Musamus berdiri di batas koloni. Antenanya menangkap gelisah yang menyebar, lebih sunyi dari badai, tapi lebih meresahkan dari gemuruh langit. Ia tahu, tak semua bisa terus berdiri dalam ketidakpastian.
"Musamus," suara tua Witu, semut pekerja dari generasi sebelum Musamus, terdengar parau. Ia berjalan pelan dari bawah akar ketapang besar, ditemani lima semut lain yang membawa kantung-kantung kecil berisi bekal.
Musamus menoleh perlahan.
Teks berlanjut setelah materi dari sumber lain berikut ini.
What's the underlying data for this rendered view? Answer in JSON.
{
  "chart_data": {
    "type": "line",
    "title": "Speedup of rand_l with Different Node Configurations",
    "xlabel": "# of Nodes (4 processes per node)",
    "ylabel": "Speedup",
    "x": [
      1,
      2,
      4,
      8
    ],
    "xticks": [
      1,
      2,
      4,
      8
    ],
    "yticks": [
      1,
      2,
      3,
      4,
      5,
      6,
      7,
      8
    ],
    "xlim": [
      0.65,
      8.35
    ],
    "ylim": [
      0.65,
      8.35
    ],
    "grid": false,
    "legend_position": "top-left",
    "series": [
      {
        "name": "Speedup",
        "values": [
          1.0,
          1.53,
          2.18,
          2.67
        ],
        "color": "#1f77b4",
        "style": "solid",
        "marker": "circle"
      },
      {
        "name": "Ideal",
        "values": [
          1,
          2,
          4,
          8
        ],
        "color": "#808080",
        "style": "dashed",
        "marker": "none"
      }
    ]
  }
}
Ada kesedihan yang tak bisa disembunyikan dalam sorot mata tua itu.
"Kami... memutuskan untuk kembali ke akar lama," ucap Witu lirih. "Kami lelah. Rawa ini tak lagi seperti dulu. Tanahnya goyah, anginnya berubah arah, dan tiang-tiang mulai roboh."
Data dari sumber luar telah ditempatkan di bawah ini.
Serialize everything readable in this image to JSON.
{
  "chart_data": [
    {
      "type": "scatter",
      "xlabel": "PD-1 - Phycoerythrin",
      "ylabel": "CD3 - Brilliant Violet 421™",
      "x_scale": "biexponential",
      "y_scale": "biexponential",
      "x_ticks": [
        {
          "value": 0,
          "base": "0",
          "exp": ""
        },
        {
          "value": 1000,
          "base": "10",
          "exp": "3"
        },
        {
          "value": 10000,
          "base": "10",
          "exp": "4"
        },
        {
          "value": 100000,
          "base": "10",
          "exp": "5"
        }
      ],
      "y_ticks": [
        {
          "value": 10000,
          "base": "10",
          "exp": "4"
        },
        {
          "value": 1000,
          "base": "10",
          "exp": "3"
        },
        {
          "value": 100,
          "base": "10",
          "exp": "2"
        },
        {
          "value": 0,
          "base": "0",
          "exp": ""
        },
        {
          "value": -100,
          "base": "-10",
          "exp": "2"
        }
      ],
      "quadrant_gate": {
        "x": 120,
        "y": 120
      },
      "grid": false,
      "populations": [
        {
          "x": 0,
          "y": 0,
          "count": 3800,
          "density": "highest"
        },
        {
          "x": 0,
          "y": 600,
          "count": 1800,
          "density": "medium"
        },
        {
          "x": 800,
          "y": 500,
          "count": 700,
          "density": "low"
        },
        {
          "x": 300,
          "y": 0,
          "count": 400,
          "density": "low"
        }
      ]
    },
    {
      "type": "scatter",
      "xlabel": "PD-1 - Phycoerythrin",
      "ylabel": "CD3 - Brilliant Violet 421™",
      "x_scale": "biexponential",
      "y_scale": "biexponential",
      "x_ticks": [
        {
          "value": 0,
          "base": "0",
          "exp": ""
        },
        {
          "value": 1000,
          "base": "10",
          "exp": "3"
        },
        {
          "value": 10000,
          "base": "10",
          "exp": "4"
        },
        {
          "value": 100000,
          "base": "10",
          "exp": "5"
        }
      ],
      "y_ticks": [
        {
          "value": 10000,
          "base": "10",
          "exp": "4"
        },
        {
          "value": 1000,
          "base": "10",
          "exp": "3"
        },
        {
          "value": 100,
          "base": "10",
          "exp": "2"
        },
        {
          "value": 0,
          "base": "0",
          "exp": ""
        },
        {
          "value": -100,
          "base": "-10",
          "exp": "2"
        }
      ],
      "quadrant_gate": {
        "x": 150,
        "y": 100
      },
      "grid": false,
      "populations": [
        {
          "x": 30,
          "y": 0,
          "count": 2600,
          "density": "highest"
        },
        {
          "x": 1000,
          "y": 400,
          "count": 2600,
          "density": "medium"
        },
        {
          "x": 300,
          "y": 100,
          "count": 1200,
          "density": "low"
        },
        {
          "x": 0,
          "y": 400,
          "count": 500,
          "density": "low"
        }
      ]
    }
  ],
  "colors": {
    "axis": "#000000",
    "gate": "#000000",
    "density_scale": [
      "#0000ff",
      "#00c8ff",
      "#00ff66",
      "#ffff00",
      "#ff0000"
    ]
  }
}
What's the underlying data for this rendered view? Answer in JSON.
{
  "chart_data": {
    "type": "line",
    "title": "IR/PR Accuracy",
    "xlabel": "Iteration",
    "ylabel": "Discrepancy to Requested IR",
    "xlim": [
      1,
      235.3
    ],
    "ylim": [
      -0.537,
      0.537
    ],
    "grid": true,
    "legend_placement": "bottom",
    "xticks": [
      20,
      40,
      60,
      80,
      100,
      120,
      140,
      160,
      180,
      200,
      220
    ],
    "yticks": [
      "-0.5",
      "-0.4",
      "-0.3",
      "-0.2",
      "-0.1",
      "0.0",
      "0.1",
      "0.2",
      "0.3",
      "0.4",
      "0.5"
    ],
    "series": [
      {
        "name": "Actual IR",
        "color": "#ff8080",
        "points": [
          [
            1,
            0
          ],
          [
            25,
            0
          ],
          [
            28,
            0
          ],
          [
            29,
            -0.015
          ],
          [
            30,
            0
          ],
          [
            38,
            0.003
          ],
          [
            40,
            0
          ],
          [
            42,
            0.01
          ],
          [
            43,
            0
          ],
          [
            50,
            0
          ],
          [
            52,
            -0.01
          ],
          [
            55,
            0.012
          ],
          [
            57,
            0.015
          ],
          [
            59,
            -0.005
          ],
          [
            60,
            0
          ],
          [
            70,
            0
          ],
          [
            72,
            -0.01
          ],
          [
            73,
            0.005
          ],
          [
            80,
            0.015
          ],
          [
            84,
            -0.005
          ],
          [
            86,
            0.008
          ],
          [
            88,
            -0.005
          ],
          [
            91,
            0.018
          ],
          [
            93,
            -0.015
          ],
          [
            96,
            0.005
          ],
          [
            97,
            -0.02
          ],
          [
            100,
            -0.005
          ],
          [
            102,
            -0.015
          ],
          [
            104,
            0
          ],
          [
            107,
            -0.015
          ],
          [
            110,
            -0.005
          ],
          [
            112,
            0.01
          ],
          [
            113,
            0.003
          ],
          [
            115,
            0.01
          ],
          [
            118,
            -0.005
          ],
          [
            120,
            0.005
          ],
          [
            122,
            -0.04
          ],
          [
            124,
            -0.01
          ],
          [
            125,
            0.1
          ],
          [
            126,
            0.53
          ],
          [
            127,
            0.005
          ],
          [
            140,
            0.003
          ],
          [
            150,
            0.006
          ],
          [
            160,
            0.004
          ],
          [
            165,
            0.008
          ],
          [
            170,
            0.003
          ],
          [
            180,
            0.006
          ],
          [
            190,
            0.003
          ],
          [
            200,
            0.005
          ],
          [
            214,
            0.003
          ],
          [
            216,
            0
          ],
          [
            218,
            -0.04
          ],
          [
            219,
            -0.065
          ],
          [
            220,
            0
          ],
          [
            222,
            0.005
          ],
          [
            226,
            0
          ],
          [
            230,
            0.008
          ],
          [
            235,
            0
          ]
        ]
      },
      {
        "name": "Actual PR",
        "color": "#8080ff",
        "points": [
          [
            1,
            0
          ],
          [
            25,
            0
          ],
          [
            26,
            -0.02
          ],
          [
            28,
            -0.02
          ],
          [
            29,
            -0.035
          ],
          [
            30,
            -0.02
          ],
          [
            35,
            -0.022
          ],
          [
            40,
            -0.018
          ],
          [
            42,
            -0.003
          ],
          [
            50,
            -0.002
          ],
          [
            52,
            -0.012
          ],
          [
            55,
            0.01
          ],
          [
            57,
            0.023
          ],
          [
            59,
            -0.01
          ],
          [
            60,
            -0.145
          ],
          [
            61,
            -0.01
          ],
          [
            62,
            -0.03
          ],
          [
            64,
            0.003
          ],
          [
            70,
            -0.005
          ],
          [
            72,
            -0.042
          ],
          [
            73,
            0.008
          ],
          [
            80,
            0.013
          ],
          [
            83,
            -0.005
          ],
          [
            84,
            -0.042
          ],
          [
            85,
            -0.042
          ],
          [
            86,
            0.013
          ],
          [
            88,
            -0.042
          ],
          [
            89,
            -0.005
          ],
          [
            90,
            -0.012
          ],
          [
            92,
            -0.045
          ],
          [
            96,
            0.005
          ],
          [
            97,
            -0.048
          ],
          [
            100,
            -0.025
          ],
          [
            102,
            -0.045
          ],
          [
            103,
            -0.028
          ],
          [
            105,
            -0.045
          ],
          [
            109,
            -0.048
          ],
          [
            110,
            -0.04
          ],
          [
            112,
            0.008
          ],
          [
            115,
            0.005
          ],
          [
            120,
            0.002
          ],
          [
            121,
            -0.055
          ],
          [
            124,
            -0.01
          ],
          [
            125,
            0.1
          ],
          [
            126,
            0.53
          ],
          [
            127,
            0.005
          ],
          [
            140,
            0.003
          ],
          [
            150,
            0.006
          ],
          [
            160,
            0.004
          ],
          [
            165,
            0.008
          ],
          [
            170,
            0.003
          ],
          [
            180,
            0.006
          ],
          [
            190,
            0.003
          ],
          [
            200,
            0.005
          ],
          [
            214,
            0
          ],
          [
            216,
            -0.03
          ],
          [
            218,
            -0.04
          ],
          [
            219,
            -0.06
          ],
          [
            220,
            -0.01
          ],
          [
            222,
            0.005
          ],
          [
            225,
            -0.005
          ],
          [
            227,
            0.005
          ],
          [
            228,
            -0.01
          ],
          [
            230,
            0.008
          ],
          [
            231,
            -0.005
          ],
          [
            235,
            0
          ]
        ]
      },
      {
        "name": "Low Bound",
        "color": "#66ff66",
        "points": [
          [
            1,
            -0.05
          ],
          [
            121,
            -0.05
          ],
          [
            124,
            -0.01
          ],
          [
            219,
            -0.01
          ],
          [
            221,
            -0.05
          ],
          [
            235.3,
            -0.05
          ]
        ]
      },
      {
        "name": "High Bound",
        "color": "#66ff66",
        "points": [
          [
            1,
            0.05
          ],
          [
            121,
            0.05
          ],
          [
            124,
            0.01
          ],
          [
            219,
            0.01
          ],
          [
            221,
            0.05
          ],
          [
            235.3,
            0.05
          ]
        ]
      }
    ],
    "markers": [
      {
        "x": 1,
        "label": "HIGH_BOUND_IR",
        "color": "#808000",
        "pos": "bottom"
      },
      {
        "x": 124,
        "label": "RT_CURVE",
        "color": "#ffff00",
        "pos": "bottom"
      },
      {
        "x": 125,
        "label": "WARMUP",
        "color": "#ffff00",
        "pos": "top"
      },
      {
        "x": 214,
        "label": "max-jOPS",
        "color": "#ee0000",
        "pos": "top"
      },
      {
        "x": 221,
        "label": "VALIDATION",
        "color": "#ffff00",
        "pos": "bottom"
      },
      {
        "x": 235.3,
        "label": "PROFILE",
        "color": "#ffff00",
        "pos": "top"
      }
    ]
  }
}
"Tapi rumah ini belum selesai, Witu," sahut Musamus. "Kita sudah sejauh ini. Tak adakah keyakinan bahwa kita bisa menyelesaikannya bersama?"
Witu menunduk, lalu menjawab dengan getir, "Keyakinan butuh tenaga, Musamus. Dan kami tak muda lagi. Tenaga kami telah habis oleh badai pertama. Apa salah jika kami memilih berteduh saja... di tempat yang sudah pasti?"
Musamus terdiam. Ia menatap mereka satu per satu, semut yang dulunya membangun fondasi pertama, semut yang menjerang lumpur pertama, semut yang berjaga malam ketika ular rawa datang diam-diam. Sekarang mereka pergi, membawa kenangan di punggung dan kekhawatiran di hati.
Di kejauhan, Lere yang masih muda berdiri mematung, memandang para sesepuh itu berjalan menjauh.